Des informations qu’il avait refusé de publier pendant la campagne électorale de 2016, ce qui avait suscité de vives polémiques, et la curiosité du Congrès américain.

Dans une lettre adressée à la Cour d'appel des États-Unis, la Deutsche Bank déclare être “en possession des déclarations d'impôt (sous forme de projet ou sous forme déposée)”.

La lettre répondait en fait à une question posée la semaine dernière aux avocats de Deutsche Bank et de Capital One, les deux institutions financières qui ont été assignées à comparaître par des comités de la Chambre en avril dernier.

De son côté, Capital One a également répondu, affirmant pour sa part qu'elle “ne possède aucune déclaration de revenus”.

Les déclarations de revenus de Donald Trump suscitent une vive curiosité depuis qu’il a refusé de les publier pendant la campagne de 2016, rompant avec des décennies de tradition de candidat.

Mais un avocat des comités du Congrès a déclaré lors de l’audience de la semaine dernière qu’il y avait de bonnes raisons de rechercher les documents.

Certains documents intéressent dans le cadre d’une enquête pour blanchiment d’argent

Deutsche Bank est depuis longtemps le principal prêteur de Donald Trump. La banque dispose d’ailleurs de données financières beaucoup plus détaillées comme les états financiers et les documents détaillant l’organisation du réseau d’entreprises Trump.
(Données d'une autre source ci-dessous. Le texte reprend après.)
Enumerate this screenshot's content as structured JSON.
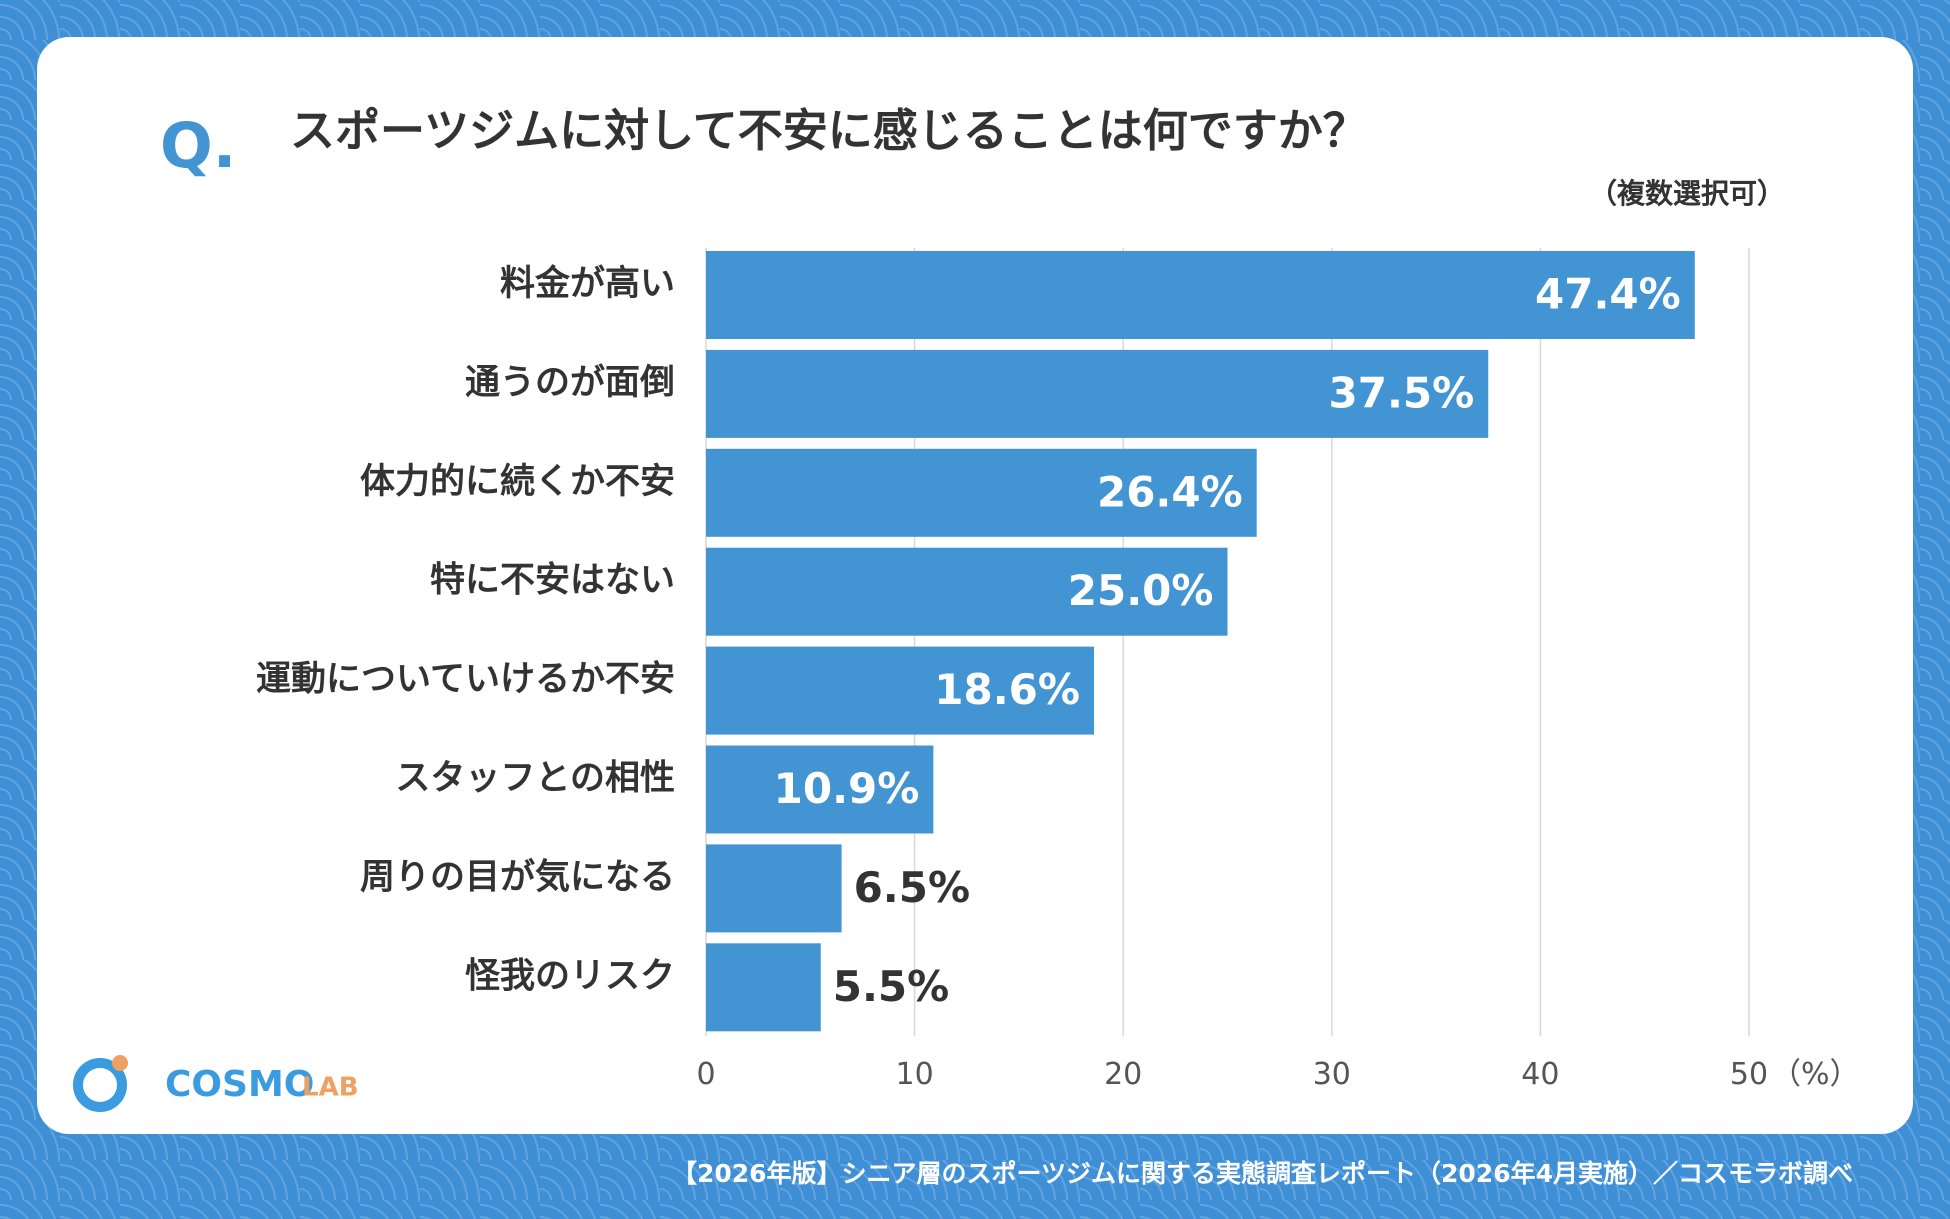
{
  "chart_data": {
    "type": "bar",
    "orientation": "horizontal",
    "marker": "Q.",
    "title": "スポーツジムに対して不安に感じることは何ですか？",
    "subtitle": "（複数選択可）",
    "categories": [
      "料金が高い",
      "通うのが面倒",
      "体力的に続くか不安",
      "特に不安はない",
      "運動についていけるか不安",
      "スタッフとの相性",
      "周りの目が気になる",
      "怪我のリスク"
    ],
    "values": [
      47.4,
      37.5,
      26.4,
      25.0,
      18.6,
      10.9,
      6.5,
      5.5
    ],
    "value_labels": [
      "47.4%",
      "37.5%",
      "26.4%",
      "25.0%",
      "18.6%",
      "10.9%",
      "6.5%",
      "5.5%"
    ],
    "color": "#4294d3",
    "xlim": [
      0,
      50
    ],
    "xticks": [
      0,
      10,
      20,
      30,
      40,
      50
    ],
    "xlabel": "（%）",
    "grid": true,
    "logo": {
      "main": "COSMO",
      "sub": "LAB"
    },
    "source": "【2026年版】シニア層のスポーツジムに関する実態調査レポート（2026年4月実施）／コスモラボ調べ"
  }
}
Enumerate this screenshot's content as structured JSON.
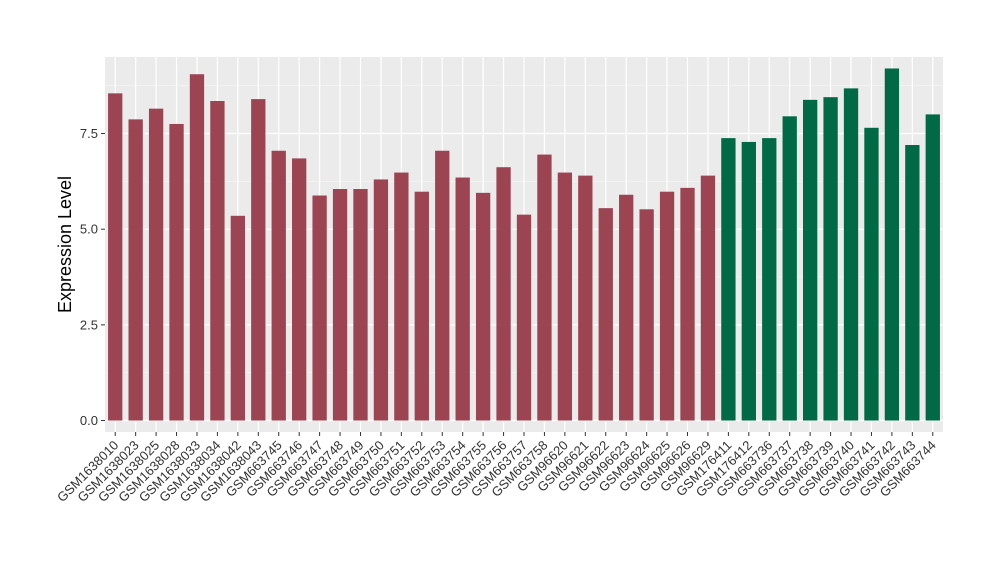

Selon le New York Times, il s’agit d’informations beaucoup plus croustillantes pour le Congrès, mais également pour la justice américaine qui s’intéresse à des dossiers de blanchiment d’argent dans l’immobilier.

C’est plus précisément le comité des services financiers qui examine les finances de Donald Trump afin de déterminer s’il a aidé les Russes et d’autres acheteurs étrangers à blanchir de l’argent par le biais de ses biens.

Les enquêteurs du Congrès estiment d’ailleurs que ces documents pourraient être plus utiles que les “simples déclarations d’impôt” puisque cela permettrait de comprendre le réseau d’entreprises de l’actuel locataire de la Maison Blanche, qui ne voit pas d’un très bon œil toutes ces informations qui circulent à propos de ses finances.